We have encountered some strange crashes while running ricc2 in parallel (TURBOMOLE version 5.9, architechture em64t). I'm attaching output from one such case. This system had about 1800 basis functions in C1 symmetry. It was run on a 4-processor workstation with "$numprocs 4".
Here is the output before crash:
======== CC DENSITY MODULE ========
current wave-function model: MP2
calculating CC ground state density
a semicanonical algorithm will be used
density nr. cpu/min wall/min L R
------------------------------------------------------
rank 0 in job 1 tremaine.joensuu.fi_33101 caused collective abort of all ranks
exit status of rank 0: return code 1
Program ricc2_mpi has ended.
Shutting down unused mpd ring.
Here is data from stderr (batch system log):
[cli_0]: aborting job:
Fatal error in MPI_Sendrecv: Invalid count, error stack:
MPI_Sendrecv(217): MPI_Sendrecv(sbuf=0x2ac9879010, scount=-99655065, dtype=0x4c000829, dest=0, stag=88, rbuf=0x2acd7fa010, rcount=-99655065, dtype=0x4c000829, src=0, rtag=88, MPI_COMM_WORLD, status=0x142f210) failed
MPI_Sendrecv(108): Negative count, value is -99655065
What might cause this error? dscf ran fine in parallel, and so did ricc2 until the CC density module.

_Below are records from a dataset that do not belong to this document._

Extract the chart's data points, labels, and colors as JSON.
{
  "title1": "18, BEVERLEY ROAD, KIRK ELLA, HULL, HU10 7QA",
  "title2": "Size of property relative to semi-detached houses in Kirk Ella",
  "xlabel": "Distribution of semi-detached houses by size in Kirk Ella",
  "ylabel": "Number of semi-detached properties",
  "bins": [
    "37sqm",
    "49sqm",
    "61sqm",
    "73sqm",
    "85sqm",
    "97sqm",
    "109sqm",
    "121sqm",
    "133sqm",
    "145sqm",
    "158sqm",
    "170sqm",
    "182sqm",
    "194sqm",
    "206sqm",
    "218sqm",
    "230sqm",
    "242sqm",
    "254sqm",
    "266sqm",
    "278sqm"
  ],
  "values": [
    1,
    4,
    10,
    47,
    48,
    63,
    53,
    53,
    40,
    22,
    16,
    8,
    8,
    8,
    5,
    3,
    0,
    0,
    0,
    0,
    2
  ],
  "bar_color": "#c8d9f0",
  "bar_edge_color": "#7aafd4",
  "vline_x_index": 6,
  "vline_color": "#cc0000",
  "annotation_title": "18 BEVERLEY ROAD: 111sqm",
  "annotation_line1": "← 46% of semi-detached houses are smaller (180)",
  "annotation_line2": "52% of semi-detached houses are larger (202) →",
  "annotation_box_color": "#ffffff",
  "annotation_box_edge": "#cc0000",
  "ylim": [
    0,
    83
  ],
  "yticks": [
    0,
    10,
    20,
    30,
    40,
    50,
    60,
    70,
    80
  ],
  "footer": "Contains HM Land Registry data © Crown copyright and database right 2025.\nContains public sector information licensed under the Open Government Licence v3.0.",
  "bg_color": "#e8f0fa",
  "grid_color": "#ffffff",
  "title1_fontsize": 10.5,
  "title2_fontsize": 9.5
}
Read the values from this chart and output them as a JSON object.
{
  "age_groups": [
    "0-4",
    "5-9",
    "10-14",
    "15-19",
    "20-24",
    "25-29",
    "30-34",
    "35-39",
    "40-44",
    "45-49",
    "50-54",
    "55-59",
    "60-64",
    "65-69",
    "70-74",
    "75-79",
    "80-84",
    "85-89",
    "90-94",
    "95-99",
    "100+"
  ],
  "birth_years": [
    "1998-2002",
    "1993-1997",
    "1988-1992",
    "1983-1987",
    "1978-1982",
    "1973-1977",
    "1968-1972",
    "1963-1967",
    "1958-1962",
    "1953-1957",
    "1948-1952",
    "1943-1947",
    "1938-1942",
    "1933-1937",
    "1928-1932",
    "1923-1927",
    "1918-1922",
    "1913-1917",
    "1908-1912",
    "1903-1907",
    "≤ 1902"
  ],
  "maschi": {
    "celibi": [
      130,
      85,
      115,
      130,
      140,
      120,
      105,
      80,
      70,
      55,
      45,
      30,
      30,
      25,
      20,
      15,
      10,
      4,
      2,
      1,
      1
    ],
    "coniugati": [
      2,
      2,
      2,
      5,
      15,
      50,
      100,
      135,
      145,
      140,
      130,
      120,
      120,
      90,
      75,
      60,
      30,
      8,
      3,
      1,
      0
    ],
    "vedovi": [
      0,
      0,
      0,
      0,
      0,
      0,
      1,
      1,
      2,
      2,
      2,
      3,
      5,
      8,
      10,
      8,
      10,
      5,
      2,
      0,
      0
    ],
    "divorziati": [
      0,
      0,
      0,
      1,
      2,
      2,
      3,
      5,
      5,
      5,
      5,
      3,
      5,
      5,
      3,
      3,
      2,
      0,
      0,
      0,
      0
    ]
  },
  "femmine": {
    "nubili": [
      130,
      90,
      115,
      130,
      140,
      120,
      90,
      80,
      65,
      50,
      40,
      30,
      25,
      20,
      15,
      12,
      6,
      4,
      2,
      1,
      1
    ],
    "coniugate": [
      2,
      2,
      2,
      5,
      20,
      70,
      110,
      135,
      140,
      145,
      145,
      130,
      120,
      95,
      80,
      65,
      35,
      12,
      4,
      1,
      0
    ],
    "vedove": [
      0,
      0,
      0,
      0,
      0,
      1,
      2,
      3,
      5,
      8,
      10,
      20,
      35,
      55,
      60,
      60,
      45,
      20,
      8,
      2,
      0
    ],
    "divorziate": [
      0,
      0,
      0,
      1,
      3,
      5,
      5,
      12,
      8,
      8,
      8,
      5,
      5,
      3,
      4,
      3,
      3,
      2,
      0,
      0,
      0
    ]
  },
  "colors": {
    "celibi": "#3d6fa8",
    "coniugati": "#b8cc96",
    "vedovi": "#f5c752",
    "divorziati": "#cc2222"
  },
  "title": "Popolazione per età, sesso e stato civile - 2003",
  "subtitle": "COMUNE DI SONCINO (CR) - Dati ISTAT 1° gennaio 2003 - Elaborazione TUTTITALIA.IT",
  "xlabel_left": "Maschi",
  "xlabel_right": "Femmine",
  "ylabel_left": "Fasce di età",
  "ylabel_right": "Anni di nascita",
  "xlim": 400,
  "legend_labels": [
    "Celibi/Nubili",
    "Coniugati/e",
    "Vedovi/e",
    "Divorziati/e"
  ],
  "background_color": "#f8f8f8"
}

By the way, I noticed that the control file included parameter "$parallel_platform cluster". It seems that in all the mpirun_scripts the em64t architechture is given the value "$parallel_platform cluster". I guess "$parallel_platform MPP" would be more appropriate? Can the value of $parallel_platform cause problems in ricc2?
Update: A similar calculation that employed Ci-symmetry did not crash like the C1-symmetric calculations. So now we will try if our calculations will work better when the simplified C1 algorithm is turned off.
Update2: OK, by turning off the simplified C1 algorithm ricc2 could calculate the MP2 energy, but it still crashed in "LINEAR CC RESPONSE SOLVER". It gave similar MPI error message (Fatal error in MPI_Sendrecv).